These code suppose to be run in a GCP instance. The instructions to set up such a instance
is documented in the *README* [file](https://github.com/Sylar257/Google-Cloud-Platform-with-Tensorflow/blob/master/READNE.md) of thie Repo.

## Exploratory Data Analysis
In this notebook, we will be performing EDA on a *natality* dataset from google *BigQuery*

In [0]:
# change these to try this notebook out
BUCKET = 'example_bucket_26_11'      # CHANGE this to a globally unique value. Your project name is a good option to try.
PROJECT = 'qwiklabs-gcp-00-09dd6f655043'     # CHANGE this to your project name
REGION = 'australia-southeast1-a'    # CHANGE this to one of the regions supported by Cloud AI Platform https://cloud.google.com/ml-engine/docs/tensorflow/regions

In [0]:
import os
os.environ['BUCKET'] = BUCKET
os.environ['PROJECT'] = PROJECT
os.environ['REGION'] = REGION
%%bash
if ! gsutil ls | grep -q gs://${BUCKET}/; then
  gsutil mb -l ${REGION} gs://${BUCKET}
fi

### Loading the data
Use **SQL** query to access the natality data("LIMIT 1000"), and create a **`Pandas` dataframe** to contain our query data.<br>
The data is natality data (record of births in the US). My goal is to predict the baby's weight given a number of factors about the pregnancy and the baby's mother. Later, we will want to split the data into training and eval datasets.
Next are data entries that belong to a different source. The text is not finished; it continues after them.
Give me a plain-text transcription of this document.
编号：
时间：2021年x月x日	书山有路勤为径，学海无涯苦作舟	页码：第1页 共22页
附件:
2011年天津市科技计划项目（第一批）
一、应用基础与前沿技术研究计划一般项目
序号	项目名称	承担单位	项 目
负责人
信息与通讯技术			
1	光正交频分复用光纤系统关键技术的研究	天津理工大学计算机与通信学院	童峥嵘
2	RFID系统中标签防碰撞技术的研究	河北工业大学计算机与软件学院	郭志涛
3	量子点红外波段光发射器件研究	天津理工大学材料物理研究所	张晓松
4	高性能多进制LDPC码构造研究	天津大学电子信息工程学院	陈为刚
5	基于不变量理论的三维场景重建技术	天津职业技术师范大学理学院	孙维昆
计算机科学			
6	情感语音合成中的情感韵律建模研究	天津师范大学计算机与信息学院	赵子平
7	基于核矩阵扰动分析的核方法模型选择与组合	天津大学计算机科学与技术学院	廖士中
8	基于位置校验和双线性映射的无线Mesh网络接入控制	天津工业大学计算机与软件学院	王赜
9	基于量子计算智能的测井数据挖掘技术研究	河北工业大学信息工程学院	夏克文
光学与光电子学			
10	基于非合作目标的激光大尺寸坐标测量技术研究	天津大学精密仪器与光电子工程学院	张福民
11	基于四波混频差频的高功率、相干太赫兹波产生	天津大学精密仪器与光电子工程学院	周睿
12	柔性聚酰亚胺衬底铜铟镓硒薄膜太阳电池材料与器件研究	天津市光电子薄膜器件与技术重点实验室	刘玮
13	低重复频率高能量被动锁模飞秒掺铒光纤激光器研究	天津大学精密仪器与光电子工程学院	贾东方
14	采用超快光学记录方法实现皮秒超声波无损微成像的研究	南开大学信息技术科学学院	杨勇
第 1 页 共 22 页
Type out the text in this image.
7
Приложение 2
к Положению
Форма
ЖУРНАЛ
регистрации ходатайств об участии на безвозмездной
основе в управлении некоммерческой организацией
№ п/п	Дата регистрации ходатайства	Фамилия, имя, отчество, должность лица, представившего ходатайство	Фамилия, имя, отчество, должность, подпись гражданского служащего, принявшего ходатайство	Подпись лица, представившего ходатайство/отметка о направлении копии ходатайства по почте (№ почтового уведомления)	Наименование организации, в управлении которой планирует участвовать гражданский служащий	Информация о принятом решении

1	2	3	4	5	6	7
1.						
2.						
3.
The hash of the year-month will be used for that -- this way, twins born on the same day won't end up in different cuts of the data.

In [0]:
query = """
SELECT
  weight_pounds,
  is_male,
  mother_age,
  plurality,
  gestation_weeks,
  ABS(FARM_FINGERPRINT(CONCAT(CAST(YEAR AS STRING), CAST(month AS STRING)))) AS hashmonth
FROM
  publicdata.samples.natality
WHERE year > 2000
"""

In [0]:
# Call BigQuery and examine in dataframe
from google.cloud import bigquery
df = bigquery.Client().query(query + " LIMIT 100").to_dataframe()
df.head()

#### Take a look at the relationship between "gender", "number_of_babies" and "average weight"

In [0]:
query = """
SELECT
    is_male,
    COUNT(0) AS num_babies,
    AVG(weight_pounds) AS avg_wt
FROM
    publicdata.samples.natality
WHERE
    year>2000
GROUP BY
    is_male
"""
df = bigquery.Client().query(query + " LIMIT 100").to_dataframe()
df.head()

		is_male	num_babies	avg_wt
	0	False	 16245054	  7.104715
	1	True	  17026860	  7.349797

In [0]:
# plot and see the corelation of our target("weight_pounds") with other features

df.plot(x='is_male', y='num_babies', logy=True, kind='bar');
df.plot(x='is_male', y='avg_wt', kind='bar');